Однако никто не уступал сейчас дорогу старику, никто не провожал его почтительным взглядом, поскольку кругом не было ни души. Впрочем, одна душа была - дневальный у знамени в вестибюле, но во взгляде курсанта не было и намека на почтительность. Одна лишь нескрываемая досада.
«Старый башмак! -  думал про себя дневальный. - Даже начальник училища по ковру не ходит, по сторонам места предостаточно, а этот... Чисти дорожку после него...»
Старик, наконец, осилил первый пролет, выбравшись на площадку, где трап раздваивался на стороны и дальше шел не таким парадным, без дорожки. Сейчас видно было, как нелегко давался путнику этот подъем. Он пыхтел и отдувался, зачем-то кивая при этом головой. И черная фуражка его ерзала по голому цвета слоновой кости черепу, и желтый портфель, казалось, пыхтит и морщится, как дряблая кожа на шее старика.
На площадке, по обеим сторонам симметрично стояли деревянные нактоузы старинных магнитных компасов с медными сверкающими колпаками. Над ними на стенах висели очень приличные копии с картин Айвазовского работы местных умельцев. Закончив дыхательную паузу, старик подошел к одному из компасов и, буквально повиснув на медном колпаке, к удовольствию вахтенного курсанта - меньше медяшку драить - давал отдых ногам. При этом он высоко задрал голову и, видимо, размышлял: а какую картину он рассматривал вчера – этот «Девятый вал» или «Синоп», что висит напротив.
Да, восемьдесят два года – это вам не кот начихал. Разумеется, если вы не обитатель высокогорного аула. Если вы всего-навсего преподаватель математики, обремененный сварливой супругой и расхожим для математиков прозвищем - Пифагор, присвоенным вовсе не как признание математического таланта и звучащим скорее легкой издевкой.

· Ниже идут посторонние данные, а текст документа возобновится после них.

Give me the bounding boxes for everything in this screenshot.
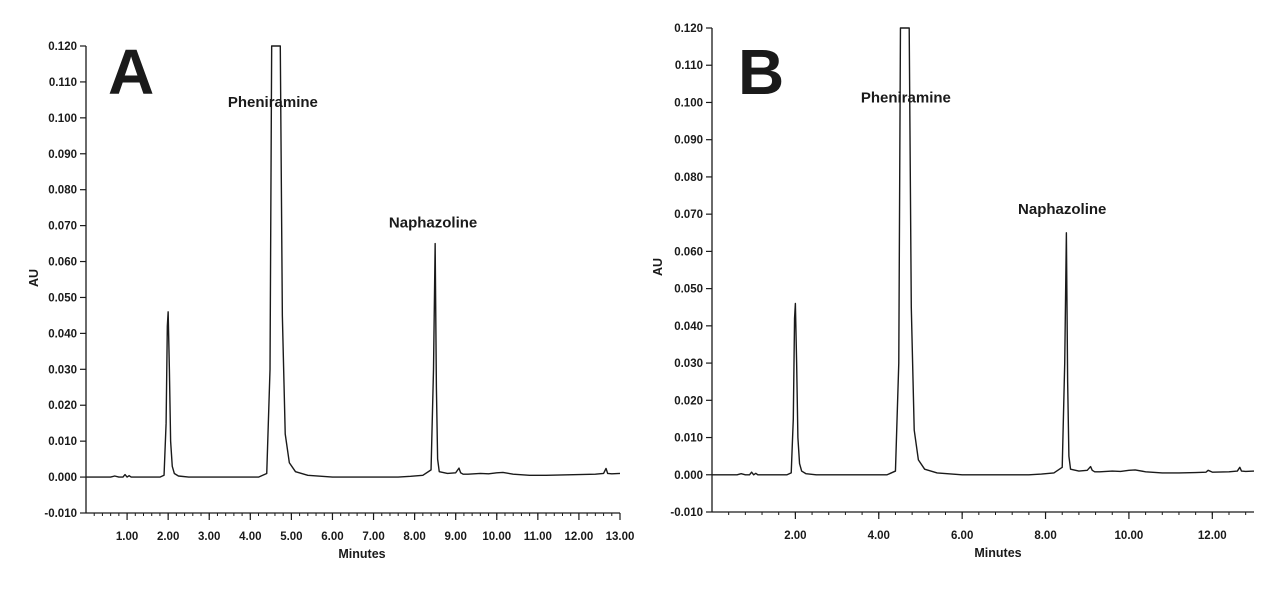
y-tick-label-a: 0.100	[48, 113, 77, 125]
peak-label-naphazoline-b: Naphazoline	[1018, 201, 1106, 218]
y-tick-label-b: 0.010	[674, 433, 703, 445]
y-tick-label-a: 0.070	[48, 221, 77, 233]
y-tick-label-b: 0.050	[674, 284, 703, 296]
x-tick-label-a: 7.00	[362, 531, 384, 543]
y-tick-label-a: 0.120	[48, 41, 77, 53]
y-tick-label-b: 0.030	[674, 358, 703, 370]
y-tick-label-b: 0.020	[674, 395, 703, 407]
y-tick-label-a: 0.060	[48, 257, 77, 269]
x-tick-label-b: 12.00	[1198, 530, 1227, 542]
chart-panel-b: B AU Minutes -0.010 0.000 0.010 0.020 0.030 0…	[651, 23, 1255, 560]
chromatogram-trace-a	[86, 45, 621, 478]
x-tick-label-b: 8.00	[1034, 530, 1056, 542]
y-tick-label-b: 0.100	[674, 97, 703, 109]
peak-label-pheniramine-b: Pheniramine	[861, 89, 951, 106]
y-tick-label-a: -0.010	[44, 508, 77, 520]
y-tick-label-a: 0.090	[48, 149, 77, 161]
x-tick-label-a: 13.00	[606, 531, 635, 543]
chromatogram-trace-b	[712, 27, 1255, 476]
x-tick-label-a: 1.00	[116, 531, 138, 543]
y-tick-label-a: 0.050	[48, 292, 77, 304]
x-tick-label-a: 4.00	[239, 531, 261, 543]
chart-panel-a: A AU Minutes -0.010 0.000 0.010 0.020 0.030 0…	[27, 36, 634, 561]
y-axis-title-a: AU	[27, 269, 41, 287]
y-tick-label-b: 0.040	[674, 321, 703, 333]
x-tick-label-b: 6.00	[951, 530, 973, 542]
y-axis-title-b: AU	[651, 258, 665, 276]
x-axis-title-b: Minutes	[974, 546, 1021, 560]
x-tick-label-a: 5.00	[280, 531, 302, 543]
peak-label-pheniramine-a: Pheniramine	[228, 94, 318, 111]
y-tick-label-b: 0.080	[674, 172, 703, 184]
x-tick-label-a: 9.00	[444, 531, 466, 543]
y-tick-label-a: 0.010	[48, 436, 77, 448]
y-tick-label-b: 0.110	[675, 60, 703, 72]
y-tick-label-b: 0.060	[674, 246, 703, 258]
y-tick-label-a: 0.110	[49, 77, 77, 89]
x-tick-label-b: 2.00	[784, 530, 806, 542]
panel-letter-b: B	[738, 36, 784, 108]
y-tick-label-a: 0.030	[48, 364, 77, 376]
x-tick-label-b: 10.00	[1115, 530, 1144, 542]
x-tick-label-b: 4.00	[868, 530, 890, 542]
x-tick-label-a: 8.00	[403, 531, 425, 543]
y-tick-label-b: 0.090	[674, 135, 703, 147]
x-tick-label-a: 10.00	[482, 531, 511, 543]
peak-label-naphazoline-a: Naphazoline	[389, 214, 477, 231]
y-tick-label-a: 0.040	[48, 328, 77, 340]
y-tick-label-b: 0.070	[674, 209, 703, 221]
y-tick-label-b: 0.000	[674, 470, 703, 482]
y-tick-label-a: 0.000	[48, 472, 77, 484]
y-tick-label-b: 0.120	[674, 23, 703, 35]
x-tick-label-a: 2.00	[157, 531, 179, 543]
y-tick-label-b: -0.010	[670, 507, 703, 519]
x-tick-label-a: 11.00	[524, 531, 552, 543]
x-tick-label-a: 12.00	[565, 531, 594, 543]
y-tick-label-a: 0.020	[48, 400, 77, 412]
x-tick-label-a: 6.00	[321, 531, 343, 543]
x-tick-label-a: 3.00	[198, 531, 220, 543]
panel-letter-a: A	[108, 36, 154, 108]
x-axis-title-a: Minutes	[338, 547, 385, 561]
y-tick-label-a: 0.080	[48, 185, 77, 197]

Впрочем, Пифагор наделен был достаточной мерой юмора, чтобы не обращать внимания на брюзжание старухи и не обижаться на прозвище. Более того, он настолько привык к своей кличке, что часто путал ее с фамилией, представляясь иногда Николаем Ивановичем Пифагором. И она так ему подходила, что иначе и назвать его было невозможно.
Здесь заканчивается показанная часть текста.